Farm Bureau: Changes to labor program could be part of solution
» February 6, 2008 «
Proposed changes to a federal temporary-worker program could help California farmers, but the state's largest farm organization says the proposals would be only a partial solution to meet labor needs on farms and ranches.
The Bush administration announced a series of proposed changes to the existing H-2A program, which allows people from other countries to enter the United States temporarily to work on farms. Very few California farmers now use the program, in part because it lacks the flexibility to serve the needs of fast-moving fruit and vegetable harvests, during which farm employees often move from farm to farm and crop to crop.
"We welcome any reforms that will help family farmers hire people who are legally able to work in the United States," California Farm Bureau Federation President Doug Mosebar said. "We'll carefully review the proposals the administration released today, to see how they'll affect family farmers and ranchers."
Although encouraged by the administration's actions, Mosebar said reforming the H-2A program, by itself, won't solve the problem.

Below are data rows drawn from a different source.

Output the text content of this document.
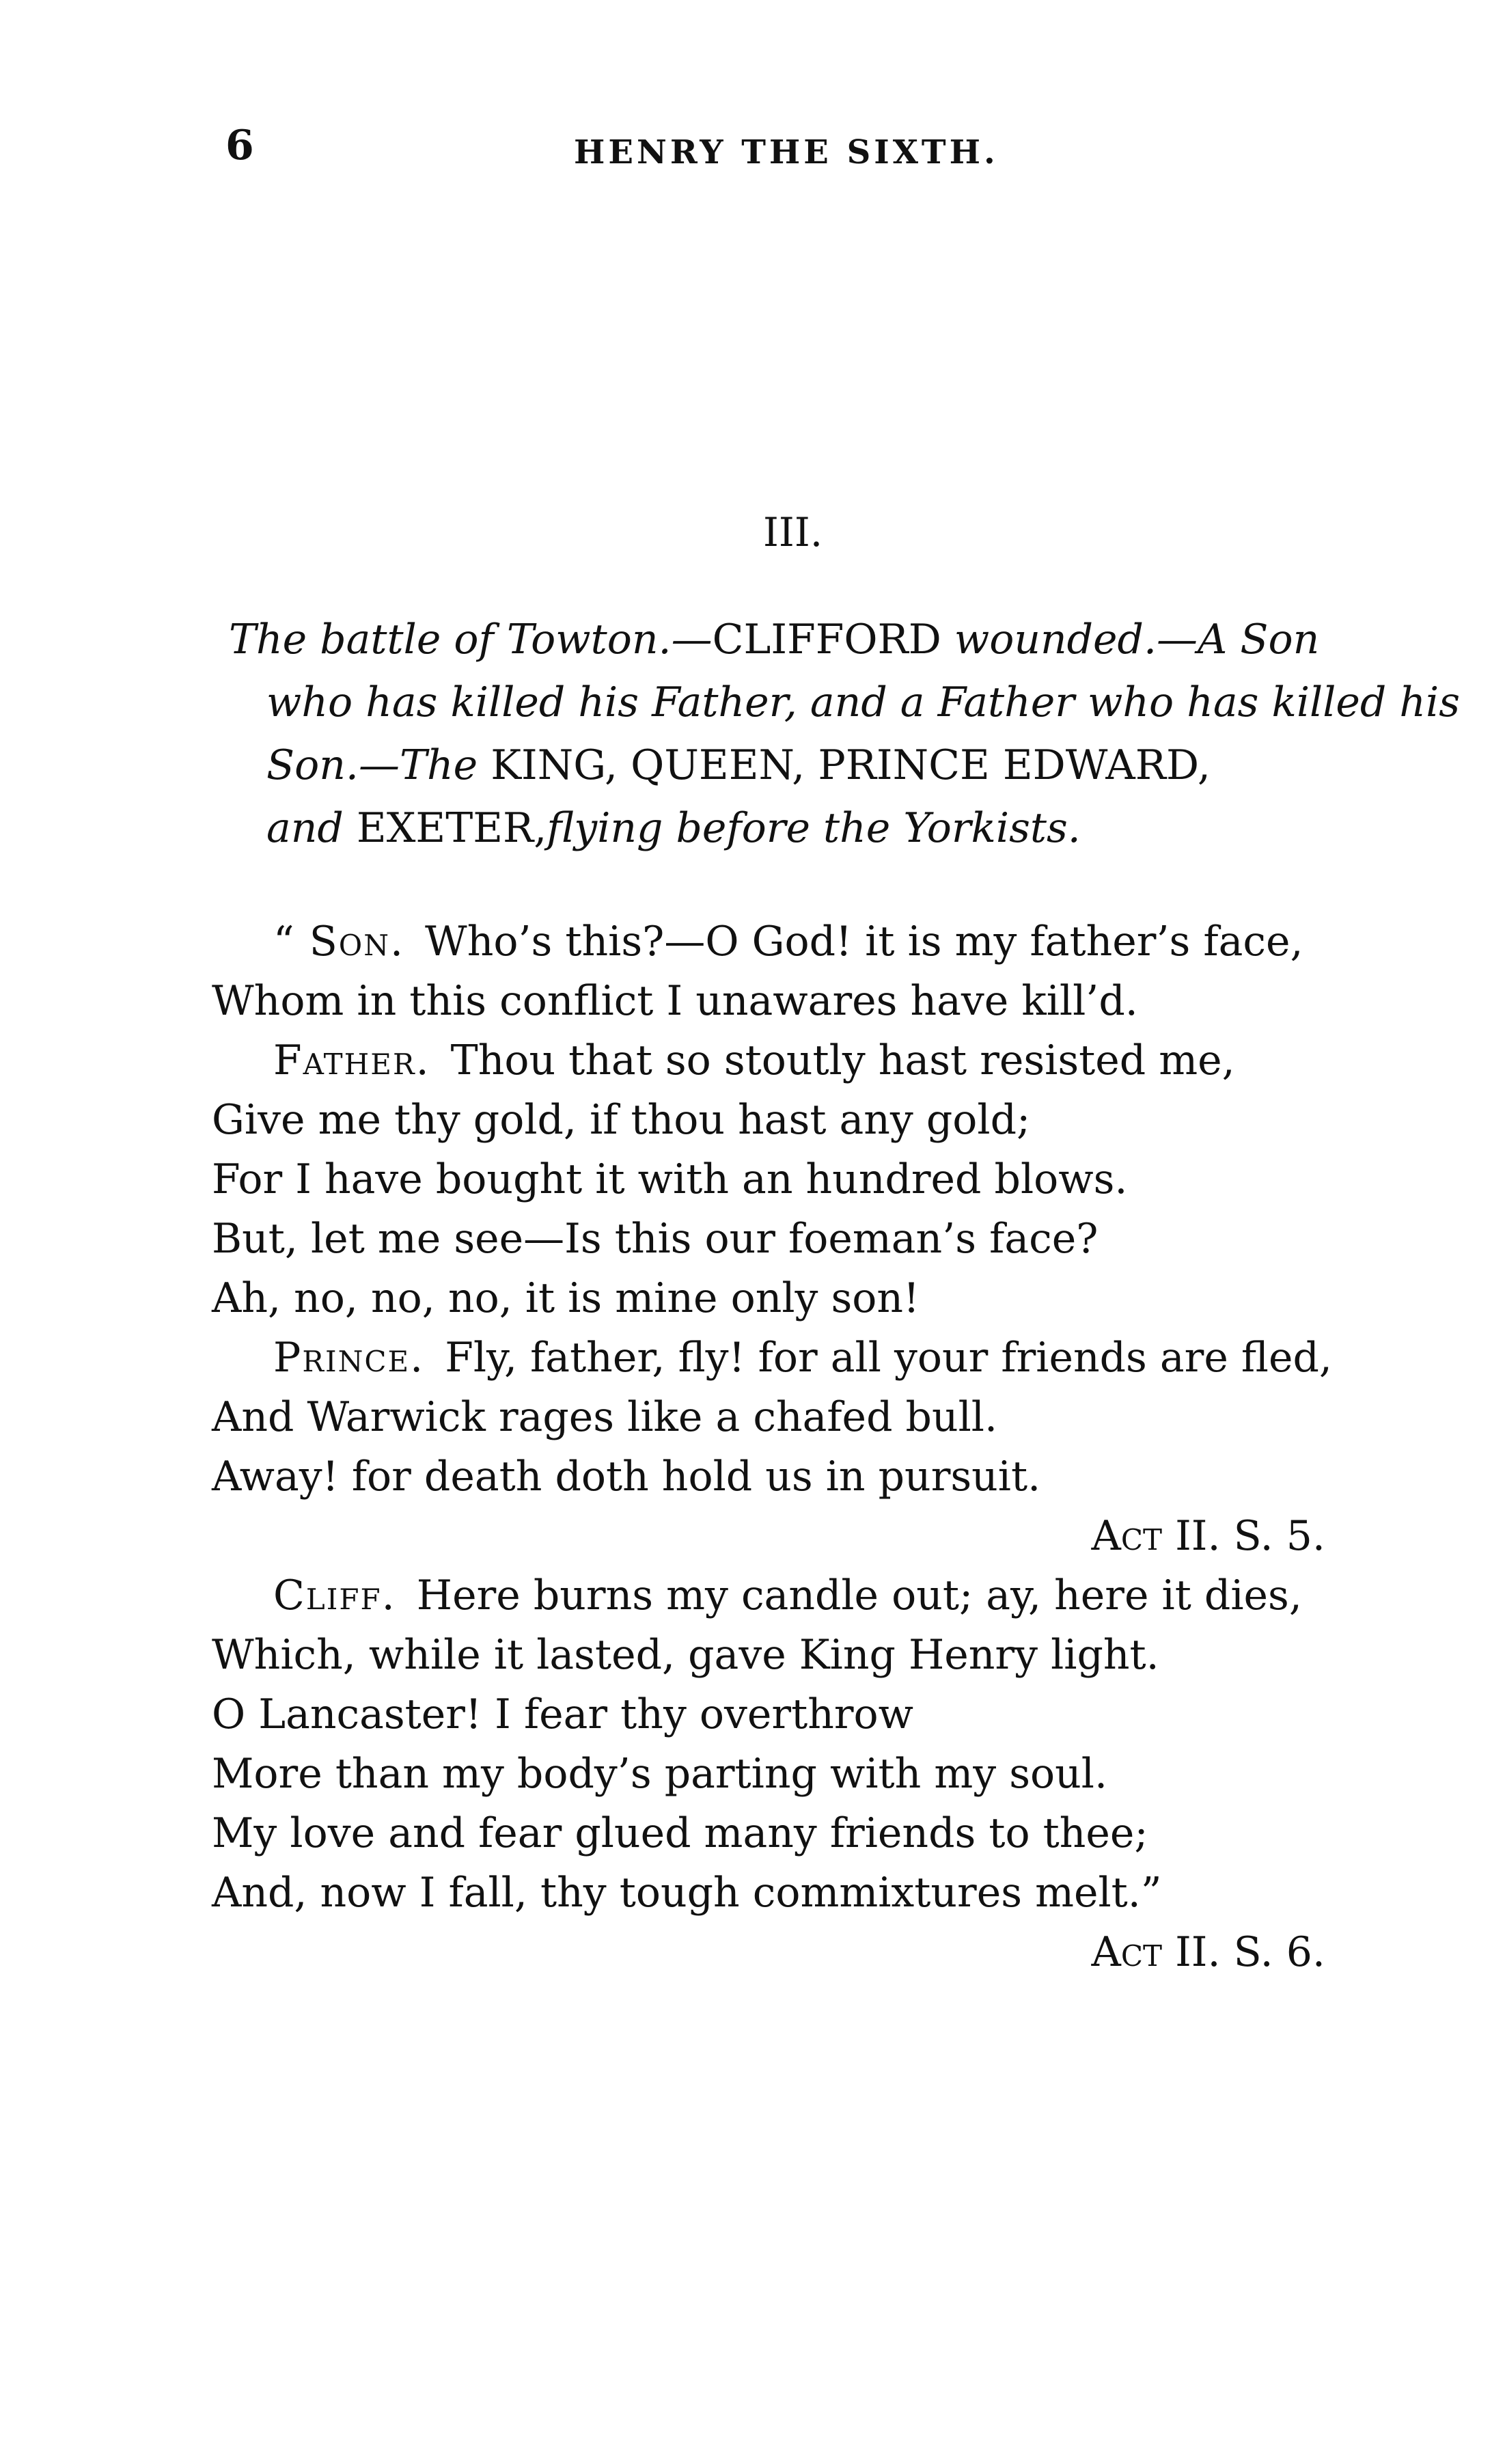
6	HENRY THE SIXTH.
III.
The battle of Towton.—CLIFFORD wounded.—A Son
who has killed his Father, and a Father who has killed his
Son.—The KING, QUEEN, PRINCE EDWARD,
and EXETER,flying before the Yorkists.
“ Son. Who’s this?—O God! it is my father’s face,
Whom in this conflict I unawares have kill’d.
Father. Thou that so stoutly hast resisted me,
Give me thy gold, if thou hast any gold;
For I have bought it with an hundred blows.
But, let me see—Is this our foeman’s face?
Ah, no, no, no, it is mine only son!
Prince. Fly, father, fly! for all your friends are fled,
And Warwick rages like a chafed bull.
Away! for death doth hold us in pursuit.
Act II. S. 5.
Cliff. Here burns my candle out; ay, here it dies,
Which, while it lasted, gave King Henry light.
O Lancaster! I fear thy overthrow
More than my body’s parting with my soul.
My love and fear glued many friends to thee;
And, now I fall, thy tough commixtures melt.”
Act II. S. 6.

"Uncertainty about meeting labor needs is already forcing California farmers to switch crops and make other permanent changes to their businesses," he said. "Even with the proposed changes, the H-2A program will still have many of the problems that have made it unworkable for our diverse agriculture. For the program to work in California, it must be much more flexible and efficient."
At the peak of harvest, California farms employ as many as 450,000 people, of whom only about 5,000 enter the country through the H-2A program. Mosebar said family farmers and ranchers will continue to press for fundamental changes in federal immigration laws.
"This is a big problem that needs to be attacked both through changes in regulations and changes in the law," he said. "Congress needs to pass the AgJOBS bill. It has won support from farmers, labor unions and politicians of both parties. An effective temporary-worker program will contribute to a secure border and a safe, stable, domestic food supply for the United States."
The California Farm Bureau Federation works to protect family farms and ranches on behalf of 91,000 members statewide.